Racisms

by Samuel James

#MeToo Shock

The social-media storm created by the #MeToo Twitter hashtag really shocked me last month. The Me Too movement itself isn’t shocking. It’s not new. Tarana Burke started it more than 10 years ago, back in the MySpace days. I also wasn’t shocked by the number of women who were talking about the harassment and abuse they’ve suffered. If you’re paying attention at all, you must have some idea how much harassment and abuse is out there. Perhaps naively, I actually felt a little hopeful knowing so many women and gay people and trans folks felt safe enough to speak out.

I expected the pushback from men, so that didn’t shock me, either. What was so surprising was just how familiar that pushback felt to me. To be clear, I’m not implying that I fully appreciate what it’s like to be harassed and abused as a woman. I do not know that experience, but I am familiar with a certain kind of reaction to it.

On so many threads, I saw man after man saying at least one, if not all, of the following:

a: “It’s not that bad.”

b: “I’m sure he didn’t mean it like that.”

And my favorite …

c: “Harassment happens on both sides.”

All my life, whenever I’ve brought up racism to certain white people, I’ve been told it wasn’t that bad, and that they didn’t mean it like that, and that it happens on both sides. None of those responses have ever been true. Not once, and here’s why:

a: If you are a man/white person, you cannot gauge whether sexism/racism is that bad — whatever that may be. You may think you have a comparable experience. You do not.

b: If you are a man/white person, you don’t know if the sexist/racist “meant it like that,” either, but only someone unaffected by such problems would think intention even mattered. It doesn’t. At all. What matters is what happens, not what doesn’t happen. If you’re trying to save someone’s life but you kill them instead, what you were trying to do may matter to you, but it sure as shit doesn’t matter to the person who just died. “Road to hell…” and all that.

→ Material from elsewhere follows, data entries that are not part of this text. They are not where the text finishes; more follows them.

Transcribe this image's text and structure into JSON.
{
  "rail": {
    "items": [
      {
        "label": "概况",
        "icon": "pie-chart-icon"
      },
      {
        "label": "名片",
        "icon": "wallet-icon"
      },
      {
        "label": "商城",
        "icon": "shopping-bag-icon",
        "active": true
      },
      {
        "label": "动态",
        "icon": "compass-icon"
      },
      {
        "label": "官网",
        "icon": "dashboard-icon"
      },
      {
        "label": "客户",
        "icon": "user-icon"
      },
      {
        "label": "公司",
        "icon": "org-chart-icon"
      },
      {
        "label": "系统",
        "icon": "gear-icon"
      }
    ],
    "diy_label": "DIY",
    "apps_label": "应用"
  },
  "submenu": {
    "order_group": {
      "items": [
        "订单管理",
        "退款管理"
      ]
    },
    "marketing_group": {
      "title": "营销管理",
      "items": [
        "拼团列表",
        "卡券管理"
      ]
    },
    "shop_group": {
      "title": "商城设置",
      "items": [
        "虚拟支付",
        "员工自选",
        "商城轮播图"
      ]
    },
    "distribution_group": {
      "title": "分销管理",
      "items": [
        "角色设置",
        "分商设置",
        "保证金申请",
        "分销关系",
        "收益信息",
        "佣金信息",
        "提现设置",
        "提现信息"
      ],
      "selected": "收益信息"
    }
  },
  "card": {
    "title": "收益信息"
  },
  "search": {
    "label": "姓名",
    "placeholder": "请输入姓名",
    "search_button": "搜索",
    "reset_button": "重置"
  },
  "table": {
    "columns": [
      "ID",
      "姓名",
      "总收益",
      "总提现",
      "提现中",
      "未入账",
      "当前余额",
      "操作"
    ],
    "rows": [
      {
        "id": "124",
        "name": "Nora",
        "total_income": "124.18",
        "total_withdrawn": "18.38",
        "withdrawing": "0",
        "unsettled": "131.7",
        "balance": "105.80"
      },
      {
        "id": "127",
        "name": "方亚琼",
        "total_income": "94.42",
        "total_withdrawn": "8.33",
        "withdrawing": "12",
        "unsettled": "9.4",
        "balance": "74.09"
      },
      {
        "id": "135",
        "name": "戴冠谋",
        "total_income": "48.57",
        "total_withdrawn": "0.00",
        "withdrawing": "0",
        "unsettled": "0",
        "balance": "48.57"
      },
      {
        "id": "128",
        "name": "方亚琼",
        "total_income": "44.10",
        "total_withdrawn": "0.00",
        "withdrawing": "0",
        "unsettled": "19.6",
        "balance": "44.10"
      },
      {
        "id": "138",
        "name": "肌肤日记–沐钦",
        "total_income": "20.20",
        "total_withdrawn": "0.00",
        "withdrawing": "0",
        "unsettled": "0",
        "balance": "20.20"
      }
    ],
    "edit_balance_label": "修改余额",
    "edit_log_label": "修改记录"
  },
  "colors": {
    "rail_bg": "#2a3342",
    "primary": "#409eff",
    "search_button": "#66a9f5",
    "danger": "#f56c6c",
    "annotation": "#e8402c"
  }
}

Also, he totally meant it like that.

One other point: I’ve been on 13 flights so far this year, four of them out of Portland, and I was pulled out of line — or “randomly selected” — for additional screening before boarding every single one of them. I don’t know if the people searching me thought of themselves as racists. I’m sure most of them didn’t, but 13 out of 13 means what they think of themselves isn’t worth shit to me or anyone else. There are symptoms and there are diseases.

c: The “both sides” thing. Look, there are two sides here, but they aren’t what you think. When a white person doesn’t like black people because of the color of our skin, an entirely different thing happens than when it’s the other way around. When a white person doesn’t like black people because of the color of our skin, we don’t get hired, or we get fired, or we get followed around a store, or we get arrested, or we get legally murdered by vigilantes and police and average citizens and all manner of other scared white people.

When black people don’t like white people because of the color of their skin, well, you probably won’t hear about it, due to the fear of all the consequences I just mentioned. But on the off chance you do hear about it, I’m sure something happens. I haven’t really heard of anything, though. Probably hurt feelings, I guess. I don’t know.

A female friend once described this dynamic to me from her perspective: “Men call us crazy, but they kill us.” The most recent report I can find ranks Maine the ninth highest among the 50 states based on the rate its women are killed by men.

I often hear people present the answer to these problems as, “We all need to listen to each other more.” That is not true. Women/people of color do not need to listen to men/white people more. We are forced to do so, constantly. No, it is the people with the power who need to listen to the people without the power. Because, more often than not, it is at the expense of the powerless that the powerful are so.